The first of the two fictitious force terms, which depends upon the velocity measured in the rotating frame, is called the coriolis force. The second, which doesn't require that the object be moving in the rotating frame, is called the centrifugal force.

It is a common mistake to confuse the terms "centrifugal" and "centripetal."  There are several reasons for this, but the main reason is that when first learning physics, students think that it is natural to continue moving in a circle, and feel like there must be a force that "pulls things away from the center" when they turn corners. From the perspective of the frame that is accelerating, this is the fictitious centrifugal force. But then we are taught that the real force that is acting is causing us to change direction, and the acceleration caused by this force is centripetal. The thing to keep in mind is that "centripetal" refers to a specific kind of acceleration, caused by real forces – it is not a type of force at all. On the other hand, "centrifugal" does refer to a force, albeit a fictitious one that arises because the observer is in a rotating frame.

Note that if the object has zero velocity in the rotating frame, then the net force keeping it going in the circle produces an acceleration that is centripetal, which when multiplied by the mass yields a force vector that has the same magnitude as the centrifugal force vector in the rotating frame, and in the opposite direction.

Example $$\PageIndex{2}$$

An object is at rest in a stationary frame.

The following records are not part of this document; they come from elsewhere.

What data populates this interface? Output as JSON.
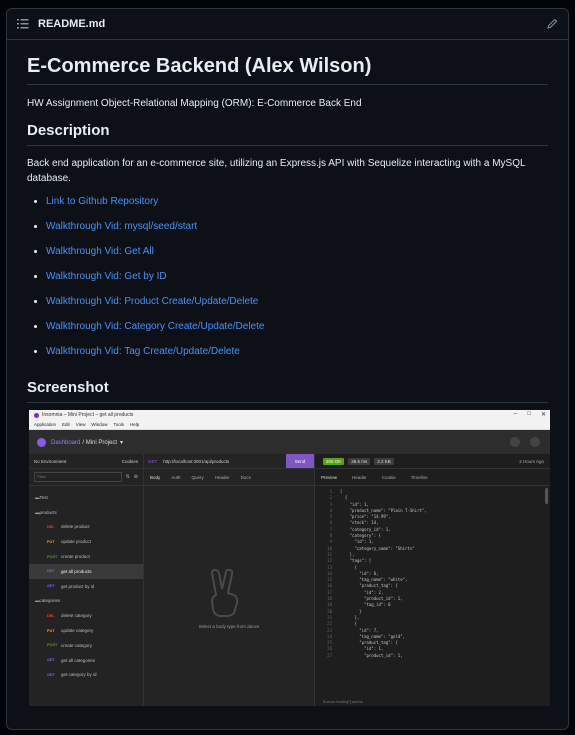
{
  "file": {
    "name": "README.md"
  },
  "readme": {
    "title": "E-Commerce Backend (Alex Wilson)",
    "subtitle": "HW Assignment Object-Relational Mapping (ORM): E-Commerce Back End",
    "description_heading": "Description",
    "description": "Back end application for an e-commerce site, utilizing an Express.js API with Sequelize interacting with a MySQL database.",
    "links": [
      "Link to Github Repository",
      "Walkthrough Vid: mysql/seed/start",
      "Walkthrough Vid: Get All",
      "Walkthrough Vid: Get by ID",
      "Walkthrough Vid: Product Create/Update/Delete",
      "Walkthrough Vid: Category Create/Update/Delete",
      "Walkthrough Vid: Tag Create/Update/Delete"
    ],
    "screenshot_heading": "Screenshot"
  },
  "screenshot": {
    "window_title": "Insomnia – Mini Project – get all products",
    "menu": [
      "Application",
      "Edit",
      "View",
      "Window",
      "Tools",
      "Help"
    ],
    "breadcrumb": "Dashboard",
    "project": "/ Mini Project",
    "env": "No Environment",
    "cookies": "Cookies",
    "filter": "Filter",
    "tree": [
      {
        "kind": "folder",
        "label": "Test"
      },
      {
        "kind": "folder",
        "label": "products"
      },
      {
        "kind": "req",
        "method": "DEL",
        "label": "delete product"
      },
      {
        "kind": "req",
        "method": "PUT",
        "label": "update product"
      },
      {
        "kind": "req",
        "method": "POST",
        "label": "create product"
      },
      {
        "kind": "req",
        "method": "GET",
        "label": "get all products",
        "selected": true
      },
      {
        "kind": "req",
        "method": "GET",
        "label": "get product by id"
      },
      {
        "kind": "folder",
        "label": "categories"
      },
      {
        "kind": "req",
        "method": "DEL",
        "label": "delete category"
      },
      {
        "kind": "req",
        "method": "PUT",
        "label": "update category"
      },
      {
        "kind": "req",
        "method": "POST",
        "label": "create category"
      },
      {
        "kind": "req",
        "method": "GET",
        "label": "get all categories"
      },
      {
        "kind": "req",
        "method": "GET",
        "label": "get category by id"
      }
    ],
    "method": "GET",
    "url": "http://localhost:3001/api/products",
    "send": "Send",
    "req_tabs": [
      "Body",
      "Auth",
      "Query",
      "Header",
      "Docs"
    ],
    "empty_hint": "Select a body type from above",
    "status": "200 OK",
    "time": "36.6 ms",
    "size": "2.2 KB",
    "ago": "2 Hours Ago",
    "resp_tabs": [
      "Preview",
      "Header",
      "Cookie",
      "Timeline"
    ],
    "code": [
      "[",
      "  {",
      "    \"id\": 1,",
      "    \"product_name\": \"Plain T-Shirt\",",
      "    \"price\": \"14.99\",",
      "    \"stock\": 14,",
      "    \"category_id\": 1,",
      "    \"category\": {",
      "      \"id\": 1,",
      "      \"category_name\": \"Shirts\"",
      "    },",
      "    \"tags\": [",
      "      {",
      "        \"id\": 6,",
      "        \"tag_name\": \"white\",",
      "        \"product_tag\": {",
      "          \"id\": 2,",
      "          \"product_id\": 1,",
      "          \"tag_id\": 6",
      "        }",
      "      },",
      "      {",
      "        \"id\": 7,",
      "        \"tag_name\": \"gold\",",
      "        \"product_tag\": {",
      "          \"id\": 1,",
      "          \"product_id\": 1,"
    ],
    "footer": "$.store.books[*].author",
    "colors": {
      "get": "#8d5ae5",
      "post": "#59a210",
      "put": "#ff9a1f",
      "del": "#e5453e"
    }
  }
}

1. Is this object experiencing centripetal acceleration measured in the stationary frame?
2. This same object is now observed in a rotating frame with the same origin as the stationary frame, and the object is not positioned at this origin. Does an observer in this rotating frame measure a centrifugal force acting on the object?
3. Reconcile the answers to (a) and (b).
Solution

a.  Of course not! The object is not moving at all, let alone in a circular fashion.

b.  Yes! The frame is rotating, so $$\overrightarrow\omega$$ is not zero, and the object is not at the origin, so $$\overrightarrow r$$ is not zero. These vectors are at right angles to each other, so the centrifugal force $$\overrightarrow\omega \times \overrightarrow\omega \times \overrightarrow r$$ is not zero.

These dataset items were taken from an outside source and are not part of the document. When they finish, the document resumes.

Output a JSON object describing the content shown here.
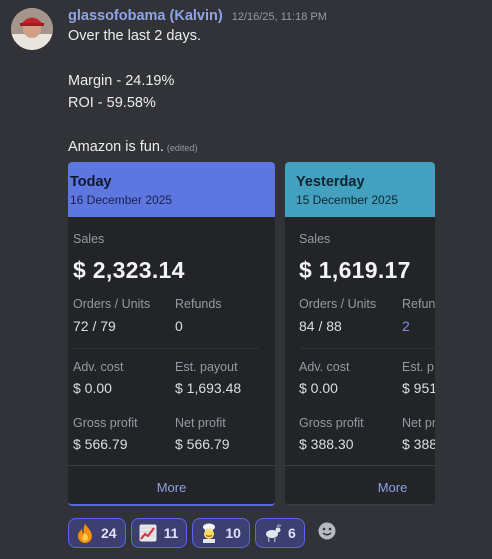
{
  "message": {
    "username": "glassofobama (Kalvin)",
    "timestamp": "12/16/25, 11:18 PM",
    "lines": [
      "Over the last 2 days.",
      "Margin - 24.19%",
      "ROI - 59.58%",
      "Amazon is fun."
    ],
    "edited": "(edited)"
  },
  "cards": [
    {
      "title": "Today",
      "date": "16 December 2025",
      "sales_label": "Sales",
      "sales": "$ 2,323.14",
      "orders_label": "Orders / Units",
      "orders": "72 / 79",
      "refunds_label": "Refunds",
      "refunds": "0",
      "adv_label": "Adv. cost",
      "adv": "$ 0.00",
      "payout_label": "Est. payout",
      "payout": "$ 1,693.48",
      "gross_label": "Gross profit",
      "gross": "$ 566.79",
      "net_label": "Net profit",
      "net": "$ 566.79",
      "more": "More"
    },
    {
      "title": "Yesterday",
      "date": "15 December 2025",
      "sales_label": "Sales",
      "sales": "$ 1,619.17",
      "orders_label": "Orders / Units",
      "orders": "84 / 88",
      "refunds_label": "Refun",
      "refunds": "2",
      "adv_label": "Adv. cost",
      "adv": "$ 0.00",
      "payout_label": "Est. p",
      "payout": "$ 951",
      "gross_label": "Gross profit",
      "gross": "$ 388.30",
      "net_label": "Net pr",
      "net": "$ 388",
      "more": "More"
    }
  ],
  "reactions": [
    {
      "emoji": "fire-icon",
      "count": "24"
    },
    {
      "emoji": "chart-increasing-icon",
      "count": "11"
    },
    {
      "emoji": "cook-icon",
      "count": "10"
    },
    {
      "emoji": "goat-icon",
      "count": "6"
    }
  ],
  "colors": {
    "background": "#313338",
    "username": "#8fa4e8",
    "today_header": "#5e76df",
    "yesterday_header": "#43a1bf",
    "reaction_bg": "#3c3f70",
    "reaction_border": "#5865f2"
  }
}
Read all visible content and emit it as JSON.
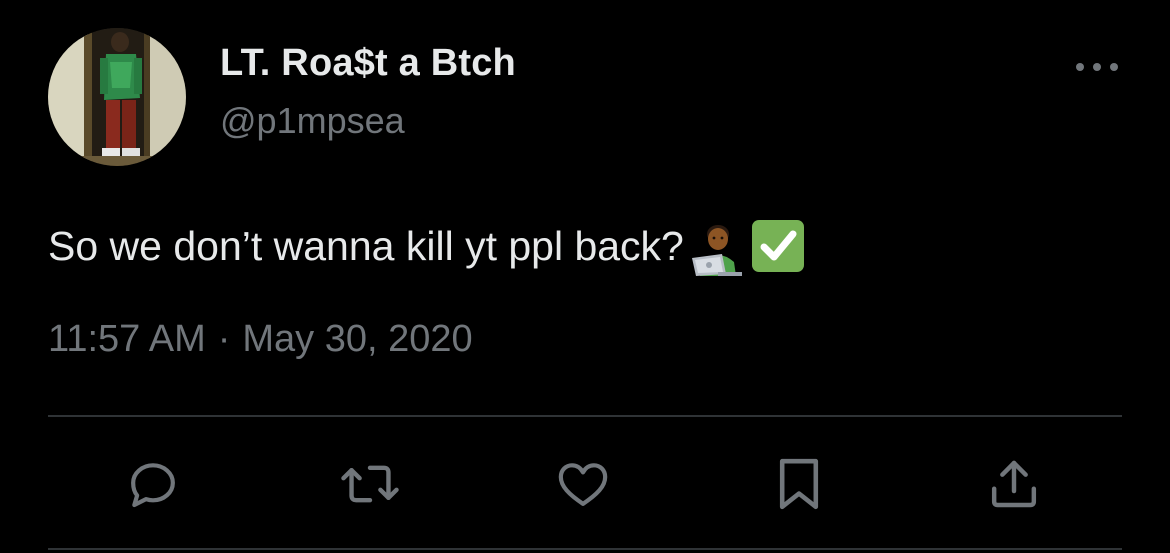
{
  "tweet": {
    "author": {
      "display_name": "LT. Roa$t a Btch",
      "handle": "@p1mpsea",
      "avatar_icon": "profile-photo-avatar"
    },
    "more_icon": "more-dots-icon",
    "text": "So we don’t wanna kill yt ppl back?",
    "emojis": [
      "technologist-emoji",
      "check-mark-button-emoji"
    ],
    "time": "11:57 AM",
    "separator": "·",
    "date": "May 30, 2020",
    "actions": [
      {
        "name": "reply",
        "icon": "reply-icon"
      },
      {
        "name": "retweet",
        "icon": "retweet-icon"
      },
      {
        "name": "like",
        "icon": "heart-icon"
      },
      {
        "name": "bookmark",
        "icon": "bookmark-icon"
      },
      {
        "name": "share",
        "icon": "share-icon"
      }
    ]
  },
  "colors": {
    "background": "#000000",
    "primary_text": "#e7e9ea",
    "secondary_text": "#71767b",
    "divider": "#2f3336",
    "check_green": "#77b255"
  }
}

c.  How can there be a centrifugal force but no centripetal acceleration? If this is confusing, it displays once again the confusion of these two terms. Let's think about what the observer in the rotating frame sees: They see the object traveling in a circle at a constant speed, in the direction opposite to their frame's rotation. So this observer sees not only a centrifugal force, but also a coriolis force. After working through all the right-hand rules, we find that the centrifugal force acts outward from the axis of rotation (as it always does), and in this particular case, the coriolis force acts inward toward the axis of rotation. Adding these two forces together gives:

$\overrightarrow F'_{net}= 2m\omega v' \;\text{(inward)} + m\omega^2 r \;\text{(outward)}\nonumber$

We know how the velocity measured by the rotating observer is related to the distance from the axis and the rotational speed of the frame, since the object is stationary in the rotating frame:

$v' = r\omega\nonumber$

Putting this in above, we find that the net force measured in the rotating frame is:

$\overrightarrow F'_{net}= 2mr\omega^2\;\text{(inward)} + mr\omega^2 \;\text{(outward)} = mr\omega^2\;\text{(inward)} \nonumber$

This is exactly the net force needed to keep an object moving in a circle at a constant speed, which makes sense, because this is exactly what the rotating observer sees happening. The combination of the centrifugal force and coriolis force yielded a net force in the rotating frame that resulted in centripetal acceleration measured in that frame! How's that for confusing?